Sep 14, 2007

Market Confidence and Iraq

From Bernhard at Moon of Alabama... Market Confidence and Iraq

EXCERPTS:

Oil Rises to Record $80.18 on Larger-Than-Expected Supply Drop
Dollar Falls to Record Low Versus the Euro on Rate Differential
...
But the major issue here is confidence. This has very much to do with Iraq and the inability of the U.S. to pull itself out of that quagmire.

The financial/commercial world has paid the U.S. for delivering international stability by putting money into Dollar assets. This allowed the U.S. to live beyond its homegrown financial income capacity.

Now the U.S. is no longer able to deliver stability, especially for the big oil exporters in the Middle East.

On the issue of financial stability the U.S. has blown it by allowing its citizens unreasonable speculation without the means to mitigate the consequences.

On the geo-political side the U.S. has proven itself impotent. Sure there are still lots of nukes and planes available, but that is not exactly the kind of leadership the world is yearning for.

The U.S. is spending some $700+ billion per year for 'defense'. But it would have problems to deliver even one brigade, some 4,000 soldiers, to any contingency should one occur. What can the U.S. do if someone shoots the king of Jordan or the president of Georgia?

With no political ability to end the war on Iraq, as was aptly demonstrated by the bipartisan comedy played in congress this week, there is hardly a chance that the U.S. will regain such capacity within a forseeable timeframe.

Compare the 700+ billion for the military with some $10 billion the U.S. spends for the State Department. The role of the global arbitrator is no longer believable when the only instrument the arbitrator has is total annihilation of this or that country.

Hence no further need to pay for that dubious service.

In the comments at MOA, small coke notes that Western Europe is about to crack open its own subprime crisis, modeled after the U.S. excesses.

PeeDee notes (and so has every CNBC talking head this week) "Either way, you want to be long the USD price of oil."

No shit, if America bombs Iran's oil production facilities, the price of oil should hit $120+
Yay Free Market Capitalism!
Uh, shit.

If Bush orders an attack on Iran, real Conservatives should drive to Washington D.C. and oust the president themselves.
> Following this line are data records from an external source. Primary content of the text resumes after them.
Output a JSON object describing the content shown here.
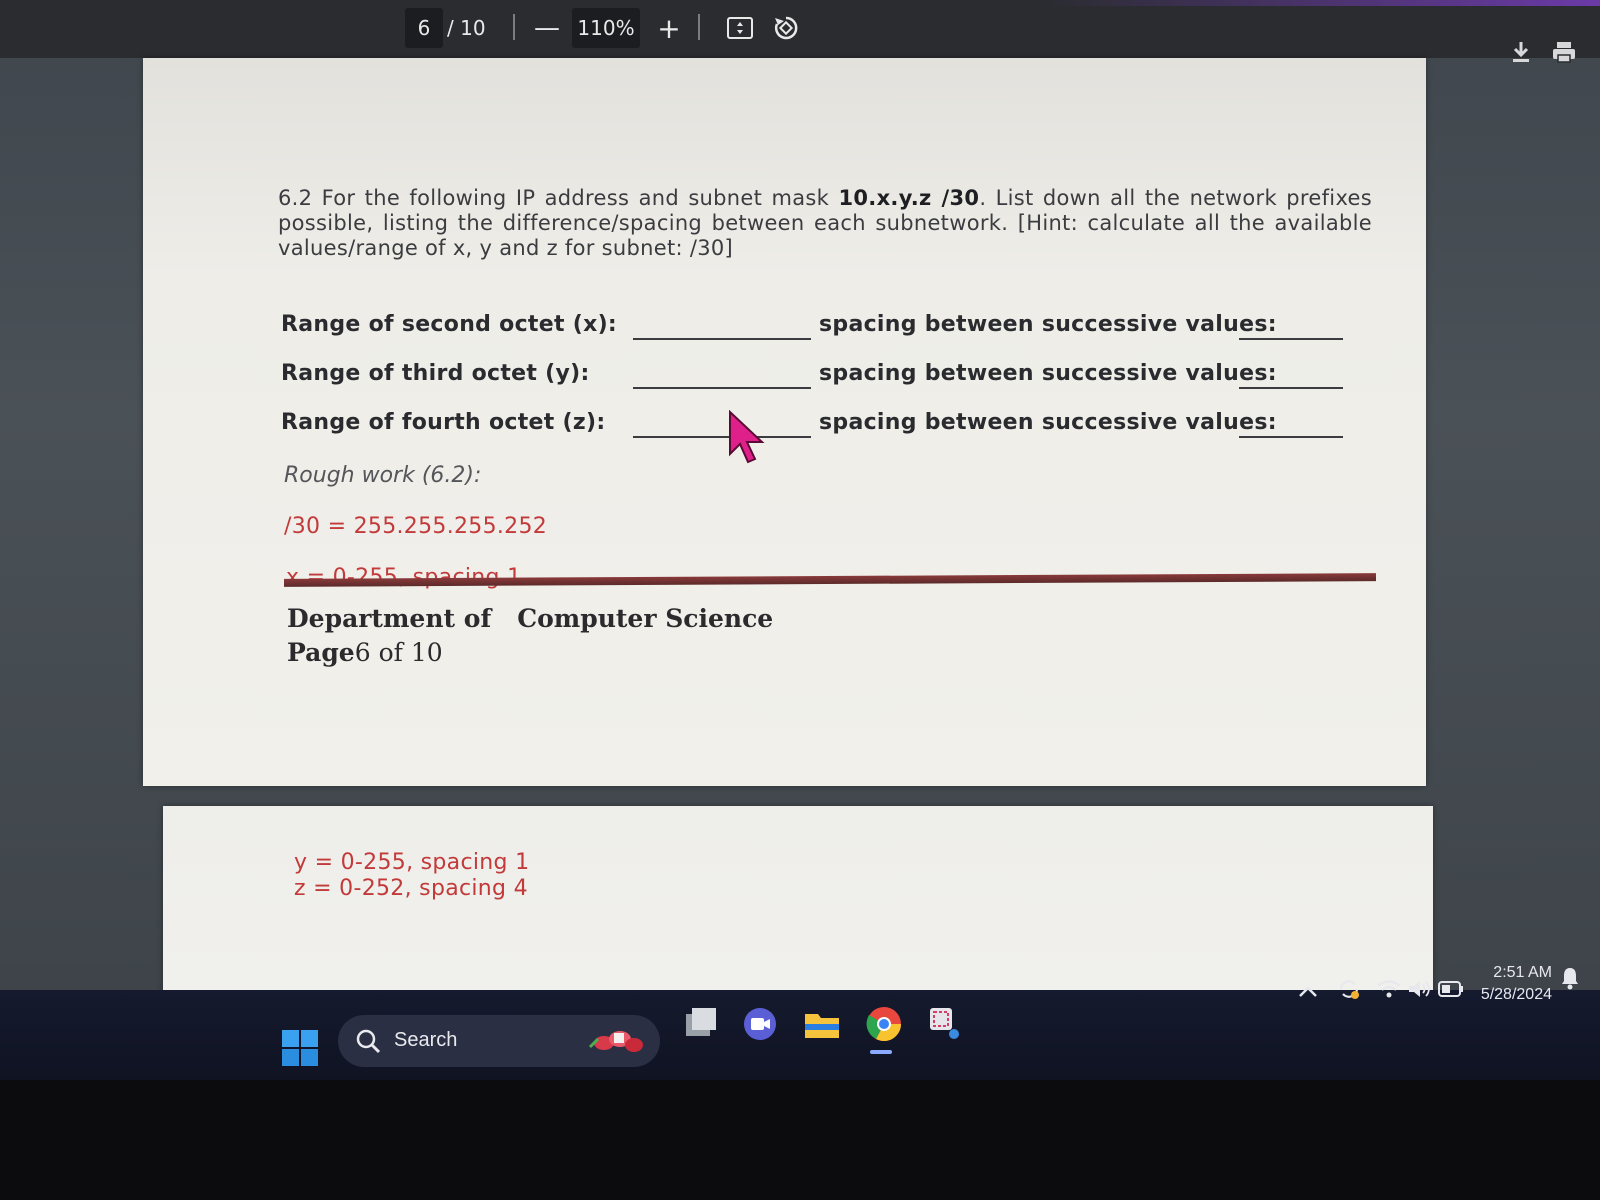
{
  "toolbar": {
    "current_page": "6",
    "total_pages": "/ 10",
    "zoom_minus": "—",
    "zoom_level": "110%",
    "zoom_plus": "+",
    "icons": [
      "fit-page-icon",
      "rotate-icon",
      "download-icon",
      "print-icon"
    ]
  },
  "document": {
    "question": {
      "prefix": "6.2 For the following IP address and subnet mask ",
      "address": "10.x.y.z /30",
      "suffix": ". List down all the network prefixes possible, listing the difference/spacing between each subnetwork. [Hint: calculate all the available values/range of x, y and z for subnet: /30]"
    },
    "rows": [
      {
        "label": "Range of second octet (x):",
        "spacing_label": "spacing between successive values:"
      },
      {
        "label": "Range of third octet (y):",
        "spacing_label": "spacing between successive values:"
      },
      {
        "label": "Range of fourth octet (z):",
        "spacing_label": "spacing between successive values:"
      }
    ],
    "rough_work_label": "Rough work (6.2):",
    "rough_lines": [
      "/30 = 255.255.255.252",
      "x = 0-255, spacing 1"
    ],
    "footer": {
      "dept_1": "Department of",
      "dept_2": "Computer Science",
      "page_bold": "Page",
      "page_rest": "6 of 10"
    },
    "page2_lines": [
      "y = 0-255, spacing 1",
      "z = 0-252, spacing 4"
    ]
  },
  "taskbar": {
    "search_label": "Search",
    "apps": [
      "task-view-icon",
      "video-chat-icon",
      "file-explorer-icon",
      "chrome-icon",
      "snipping-tool-icon"
    ],
    "time": "2:51 AM",
    "date": "5/28/2024"
  },
  "colors": {
    "annotation_red": "#c23a3a",
    "footer_rule": "#6e2f2f",
    "taskbar": "#12172a"
  }
}
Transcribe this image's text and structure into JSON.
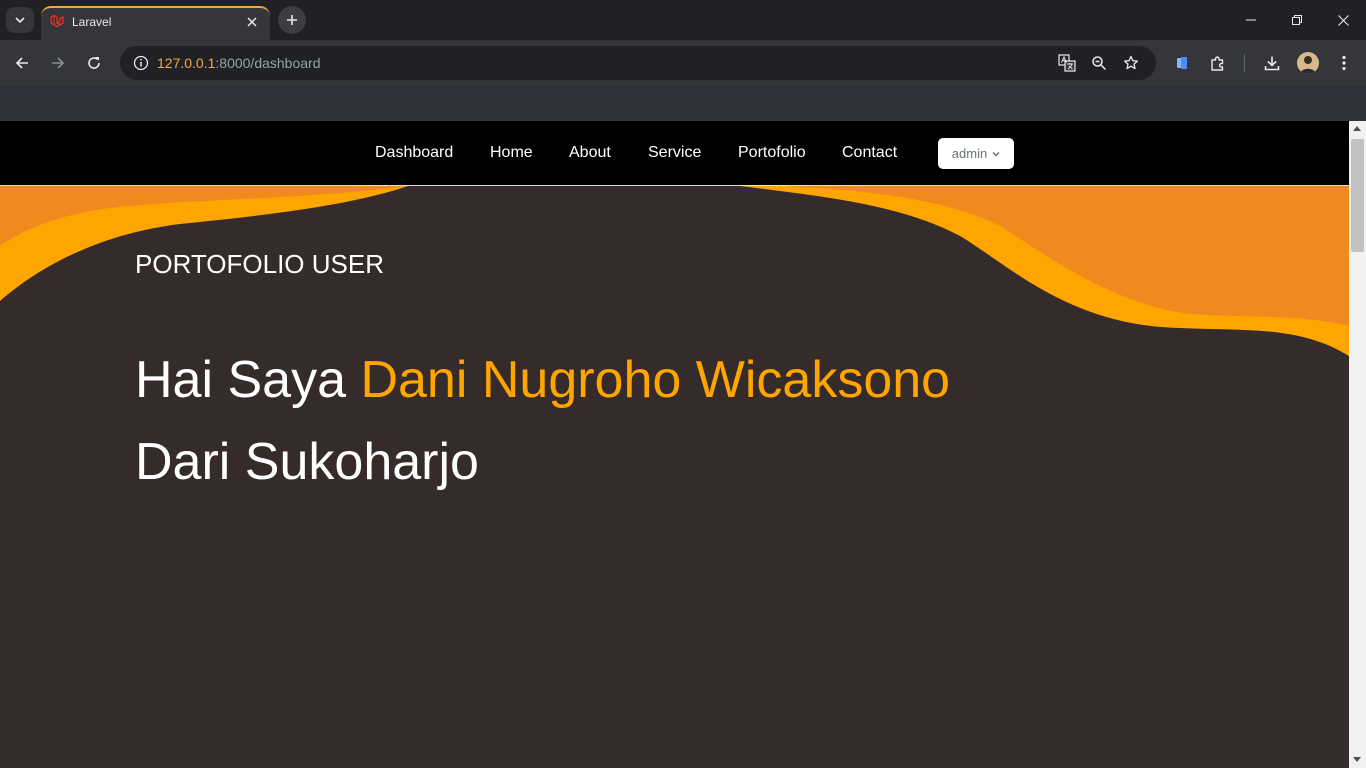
{
  "browser": {
    "tab": {
      "title": "Laravel",
      "favicon": "laravel-icon"
    },
    "address": {
      "host": "127.0.0.1",
      "rest": ":8000/dashboard"
    },
    "icons": [
      "tab-search-icon",
      "close-icon",
      "plus-icon",
      "minimize-icon",
      "restore-icon",
      "close-window-icon",
      "back-arrow-icon",
      "forward-arrow-icon",
      "reload-icon",
      "info-icon",
      "translate-icon",
      "zoom-icon",
      "star-icon",
      "tab-organizer-icon",
      "extensions-icon",
      "download-icon",
      "profile-icon",
      "more-icon"
    ]
  },
  "nav": {
    "links": [
      "Dashboard",
      "Home",
      "About",
      "Service",
      "Portofolio",
      "Contact"
    ],
    "user": "admin"
  },
  "hero": {
    "label": "PORTOFOLIO USER",
    "greeting": "Hai Saya ",
    "name": "Dani Nugroho Wicaksono",
    "origin": "Dari Sukoharjo"
  },
  "colors": {
    "accent": "#ffa500",
    "wave_dark": "#ef8a1e",
    "background": "#342b2a",
    "navbar": "#000000"
  }
}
But, maybe they won't be able to afford the gas...

And Cloned Poster wonders why EU bankers fell prey to US. subprimes. "US is doing a China on the EU." Doh!
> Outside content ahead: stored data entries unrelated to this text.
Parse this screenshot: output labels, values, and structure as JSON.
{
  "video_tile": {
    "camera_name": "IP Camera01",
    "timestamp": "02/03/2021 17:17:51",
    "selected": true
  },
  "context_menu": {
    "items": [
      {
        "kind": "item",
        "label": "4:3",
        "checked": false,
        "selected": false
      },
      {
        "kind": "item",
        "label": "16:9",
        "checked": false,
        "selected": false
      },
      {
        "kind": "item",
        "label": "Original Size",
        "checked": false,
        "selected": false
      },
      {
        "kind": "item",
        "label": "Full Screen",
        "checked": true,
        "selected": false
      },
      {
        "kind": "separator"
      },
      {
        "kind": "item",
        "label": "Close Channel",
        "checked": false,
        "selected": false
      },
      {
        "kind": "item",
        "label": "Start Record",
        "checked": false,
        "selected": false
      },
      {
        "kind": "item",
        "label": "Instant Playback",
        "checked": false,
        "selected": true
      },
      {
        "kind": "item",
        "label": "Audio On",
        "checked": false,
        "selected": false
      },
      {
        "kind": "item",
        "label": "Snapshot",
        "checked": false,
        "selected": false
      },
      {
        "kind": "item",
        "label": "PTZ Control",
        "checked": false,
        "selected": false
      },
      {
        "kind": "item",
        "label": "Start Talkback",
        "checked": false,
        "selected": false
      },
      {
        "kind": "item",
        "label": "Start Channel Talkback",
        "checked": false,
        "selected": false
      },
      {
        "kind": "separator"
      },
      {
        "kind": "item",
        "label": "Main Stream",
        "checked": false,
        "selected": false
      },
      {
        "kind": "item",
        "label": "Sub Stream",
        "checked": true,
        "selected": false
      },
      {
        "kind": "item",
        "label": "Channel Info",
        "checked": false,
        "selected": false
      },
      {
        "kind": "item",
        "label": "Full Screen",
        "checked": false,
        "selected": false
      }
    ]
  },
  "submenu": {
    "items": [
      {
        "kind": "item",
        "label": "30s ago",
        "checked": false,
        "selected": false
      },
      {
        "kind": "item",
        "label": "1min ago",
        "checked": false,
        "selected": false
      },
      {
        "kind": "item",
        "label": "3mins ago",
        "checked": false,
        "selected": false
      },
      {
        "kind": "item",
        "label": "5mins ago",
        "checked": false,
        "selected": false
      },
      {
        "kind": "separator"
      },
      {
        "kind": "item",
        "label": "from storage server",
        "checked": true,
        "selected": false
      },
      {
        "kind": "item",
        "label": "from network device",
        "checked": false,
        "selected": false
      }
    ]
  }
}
Well, that's been my experience in big business. You get fucked over for being stupid, pass it on. It's all a learning experience, right? And fucking someone over in free market capitalism isn't wrong, it's just good business sense. If they're stupid enough to do it, fuck em. Probably something that China has been saying about us for years now. Although you could argue that the U.S. Govt could always declare all those foreign held treasuries to be "temporarily non-negotiable" and fuck the Chinese at their own game...

Gosh, it's just like Vegas, without all the noise and lights. And hey, we can pull the plugs on the slot machines anytime we really feel like it. Right?

It's getting interesting. Crack open those chaos-theory books, because apparently no one really knows what the hell they are doing beyond cashing in their chips each day.

2 comments:

pissed off patricia said...

Well, you know if there was one honest intellect involved, it might help. Hell, I have no confidence in any part of our govt. Name one appt bush has made that knew shit about what they were put incharge of, name just one.

Ted said...

Well Bush will have to attack Iran, he needs the price of oil to go higher so he can maintain his wealth after he is finished destroying the country.

If Bush has his way he will have the country in a 4 front war by the time he leaves office.